Dopo l’episodio del gatto, continuo la camminata  tra le viuzze fiorite del paese deserto. Ammiro le case a traliccio. I cespugli di vecchie ortensie grosse quanto delle piccole querce, sono sul punto di fiorire. I vasi traboccano di fragole, le rose fioriscono come in giugno. Ovunque la natura è in fiore: distese di aiuole curatissime di astri settembrini e di balsamine di Balfour. Eh, ma lo sanno nel Paese dei Petrocori che ufficialmente siamo a fine ottobre e non in primavera! Una vecchia si avvicina spingendo un passeggino. Oh, non è un nipote seduto nel coso, ma un cagnolino! Non ho mai vista una cosa del genere, una pazza sicuramente! Buongiorno signor, saluta la vecchia. Addio signora, rispondo. Poi la signora inizia a lamentarsi che sono troppi i ventisette gradi di oggi, che non c’è più di stagione, che l’autunno è troppo caldo. Vorrei gridare che nel mio Paese dei medulli, in riva all’oceano, crepiamo di freddo e di umidità, che non ci sono più fiori da almeno tre mesi, che ho acceso il riscaldamento e che il prezzo del gas mi impedisce di dormire la notte, che non mangiamo delle fragole con della panna, ma che da noi, siamo già ai tourin e alle garbure*, che lei non dovrebbe lamentarsi. Ma ovviamente non le dico niente perché sono troppo educato e anzi mi lamento con lei del bel tempo. Va bene, la vecchia è partita. Meno di un giorno nel Paese dei Petrocori che ho già una di questa nostalgia del Paese dei Medulli! Ricordo quello che ha scritto il gatto e forse non ne sono particolarmente fiero, ma timbrato certo che lo sono! 

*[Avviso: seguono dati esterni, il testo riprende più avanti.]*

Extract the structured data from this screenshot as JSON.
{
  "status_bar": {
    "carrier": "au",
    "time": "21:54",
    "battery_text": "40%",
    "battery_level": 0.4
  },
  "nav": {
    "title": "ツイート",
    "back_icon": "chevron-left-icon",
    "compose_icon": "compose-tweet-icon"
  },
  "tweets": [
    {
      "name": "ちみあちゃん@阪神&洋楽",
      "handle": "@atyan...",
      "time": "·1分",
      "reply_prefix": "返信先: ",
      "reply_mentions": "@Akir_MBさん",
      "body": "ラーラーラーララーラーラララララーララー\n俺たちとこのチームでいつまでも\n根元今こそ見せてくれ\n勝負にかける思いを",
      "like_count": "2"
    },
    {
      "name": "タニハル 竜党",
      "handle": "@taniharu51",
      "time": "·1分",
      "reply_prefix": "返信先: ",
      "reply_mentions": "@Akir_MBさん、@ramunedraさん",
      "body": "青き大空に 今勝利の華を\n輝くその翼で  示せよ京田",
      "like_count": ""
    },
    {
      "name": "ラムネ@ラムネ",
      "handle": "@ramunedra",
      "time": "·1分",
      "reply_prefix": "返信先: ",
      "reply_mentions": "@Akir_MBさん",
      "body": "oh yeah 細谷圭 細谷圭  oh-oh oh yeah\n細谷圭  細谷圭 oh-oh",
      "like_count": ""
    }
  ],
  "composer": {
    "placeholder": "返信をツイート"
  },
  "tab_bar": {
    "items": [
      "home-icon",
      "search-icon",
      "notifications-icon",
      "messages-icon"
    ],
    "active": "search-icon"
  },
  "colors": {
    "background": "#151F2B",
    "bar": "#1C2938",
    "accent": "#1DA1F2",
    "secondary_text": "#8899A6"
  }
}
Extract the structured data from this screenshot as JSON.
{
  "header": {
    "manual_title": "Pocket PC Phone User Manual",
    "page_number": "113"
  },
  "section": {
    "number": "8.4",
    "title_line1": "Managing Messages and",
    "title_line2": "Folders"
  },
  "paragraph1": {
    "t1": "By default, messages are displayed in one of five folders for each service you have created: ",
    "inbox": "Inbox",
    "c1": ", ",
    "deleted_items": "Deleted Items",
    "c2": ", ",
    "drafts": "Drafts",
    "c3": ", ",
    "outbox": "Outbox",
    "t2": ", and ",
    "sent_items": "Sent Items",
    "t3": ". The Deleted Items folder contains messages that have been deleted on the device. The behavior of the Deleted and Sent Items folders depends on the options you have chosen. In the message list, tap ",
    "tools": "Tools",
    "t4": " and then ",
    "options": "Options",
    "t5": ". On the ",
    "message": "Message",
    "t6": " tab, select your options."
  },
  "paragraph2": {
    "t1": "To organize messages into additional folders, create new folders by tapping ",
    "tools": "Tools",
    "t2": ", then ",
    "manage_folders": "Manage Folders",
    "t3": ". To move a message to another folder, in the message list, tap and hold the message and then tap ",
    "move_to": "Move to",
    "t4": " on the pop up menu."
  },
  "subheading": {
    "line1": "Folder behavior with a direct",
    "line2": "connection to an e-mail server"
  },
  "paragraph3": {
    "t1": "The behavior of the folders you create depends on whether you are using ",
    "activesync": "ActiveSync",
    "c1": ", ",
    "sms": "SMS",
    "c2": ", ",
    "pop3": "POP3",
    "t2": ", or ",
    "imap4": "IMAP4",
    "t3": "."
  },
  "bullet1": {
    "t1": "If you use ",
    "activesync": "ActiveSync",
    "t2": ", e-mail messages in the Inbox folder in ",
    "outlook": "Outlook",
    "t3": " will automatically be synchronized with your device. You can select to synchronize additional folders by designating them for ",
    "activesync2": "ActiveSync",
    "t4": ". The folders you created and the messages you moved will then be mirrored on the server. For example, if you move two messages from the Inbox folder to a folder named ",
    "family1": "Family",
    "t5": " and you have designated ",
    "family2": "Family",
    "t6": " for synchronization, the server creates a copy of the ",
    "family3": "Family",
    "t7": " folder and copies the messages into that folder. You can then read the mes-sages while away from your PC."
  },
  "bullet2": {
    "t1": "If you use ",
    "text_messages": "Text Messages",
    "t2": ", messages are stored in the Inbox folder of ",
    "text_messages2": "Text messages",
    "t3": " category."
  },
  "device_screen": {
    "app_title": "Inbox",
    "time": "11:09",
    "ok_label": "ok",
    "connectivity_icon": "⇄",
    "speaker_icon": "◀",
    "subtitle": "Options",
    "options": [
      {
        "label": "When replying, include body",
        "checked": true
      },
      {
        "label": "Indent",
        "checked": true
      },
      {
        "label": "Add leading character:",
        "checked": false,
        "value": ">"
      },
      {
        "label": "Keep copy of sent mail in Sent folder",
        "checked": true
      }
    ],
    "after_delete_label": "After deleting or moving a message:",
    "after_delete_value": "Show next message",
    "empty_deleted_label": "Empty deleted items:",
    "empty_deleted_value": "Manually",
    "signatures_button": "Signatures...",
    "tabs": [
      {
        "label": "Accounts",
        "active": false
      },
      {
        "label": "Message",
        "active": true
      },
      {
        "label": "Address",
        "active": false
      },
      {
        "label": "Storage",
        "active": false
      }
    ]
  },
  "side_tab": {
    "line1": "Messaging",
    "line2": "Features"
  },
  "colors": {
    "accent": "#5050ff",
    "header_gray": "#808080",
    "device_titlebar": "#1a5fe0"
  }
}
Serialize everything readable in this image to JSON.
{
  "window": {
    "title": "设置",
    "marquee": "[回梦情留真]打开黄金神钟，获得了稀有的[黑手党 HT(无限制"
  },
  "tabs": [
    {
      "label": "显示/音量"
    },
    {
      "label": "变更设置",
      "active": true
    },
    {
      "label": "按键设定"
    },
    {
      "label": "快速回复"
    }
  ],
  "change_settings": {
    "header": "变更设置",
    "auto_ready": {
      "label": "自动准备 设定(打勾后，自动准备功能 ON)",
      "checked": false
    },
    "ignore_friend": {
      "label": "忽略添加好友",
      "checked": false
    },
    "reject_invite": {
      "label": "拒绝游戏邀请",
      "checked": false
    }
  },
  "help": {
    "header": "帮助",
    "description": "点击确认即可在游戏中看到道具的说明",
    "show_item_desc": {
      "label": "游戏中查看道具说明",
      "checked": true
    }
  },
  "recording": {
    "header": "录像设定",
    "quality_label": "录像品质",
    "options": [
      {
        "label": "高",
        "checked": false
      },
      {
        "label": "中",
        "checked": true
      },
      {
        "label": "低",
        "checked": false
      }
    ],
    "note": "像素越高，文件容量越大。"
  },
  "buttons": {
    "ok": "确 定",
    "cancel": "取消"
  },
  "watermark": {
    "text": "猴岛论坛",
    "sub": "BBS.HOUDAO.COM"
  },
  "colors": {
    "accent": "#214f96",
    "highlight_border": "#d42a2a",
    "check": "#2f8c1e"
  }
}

*La garbure è un minestrone tipico del Sudovest della Francia: grasso d’anatra (per fare soffrigere le cipolle e l’aglio), confit d’anatra, prosciutto, cavolo, fagioli, patate, porri, aglio, cipolle, rape, sale, pepe e un trito d’aglio da aggiungere sopra quando il minestrone è pronto.

Alex il medullo nel Paese dei petrocori! Prima parte.

Dopo il mio viaggio di due anni fa in Gallia nel Paese dei Santones, vi propongo un nuovo viaggio in Gallia in scatti e racconti di tre pomeriggi di libertà che ho avuto nel Paese dei Petrocori (i Petrocori era il popolo gallico stanziato nel Périgord di cui il nome di questa antica provincia francese d’antico regime e della città di Périgueux che ai tempi dei Petrocori si chiamava Vesunna, il Périgord corrisponde oggi al dipartimento della Dordogna della regione Nuova-Aquitania).

Nel Paese dei Petrocori non capiscono perché ci sono tutti questi bollettini meteorologici in televisione e sui giornali, perché si devono spendere miliardi di euro in satellite meteorologici, perché ci vogliono supercomputer e squadre di matematici per fare tutte queste previsioni meteo che sono sbagliate due volte su tre. No, nel Paese dei Petrocori non si spende un centesimo, un semplice pezzo di fune a cui sospendete un ciottolo raccolto in strada e avete un centro meteorologico più infallibile di quelli della Nasa:

Il ciottolo è umido/ Pioggia

Il ciottolo è secco/ Niente pioggia

Ombra portata sul ciottolo/ Sole

Macchia bianca sopra/ Neve

Non si vede il ciottolo/ Nebbia

Il ciottolo oscilla/ Vento

Il ciottolo salta/ Seismo 

Non c’è più il ciottolo/ Me l’hanno rubato.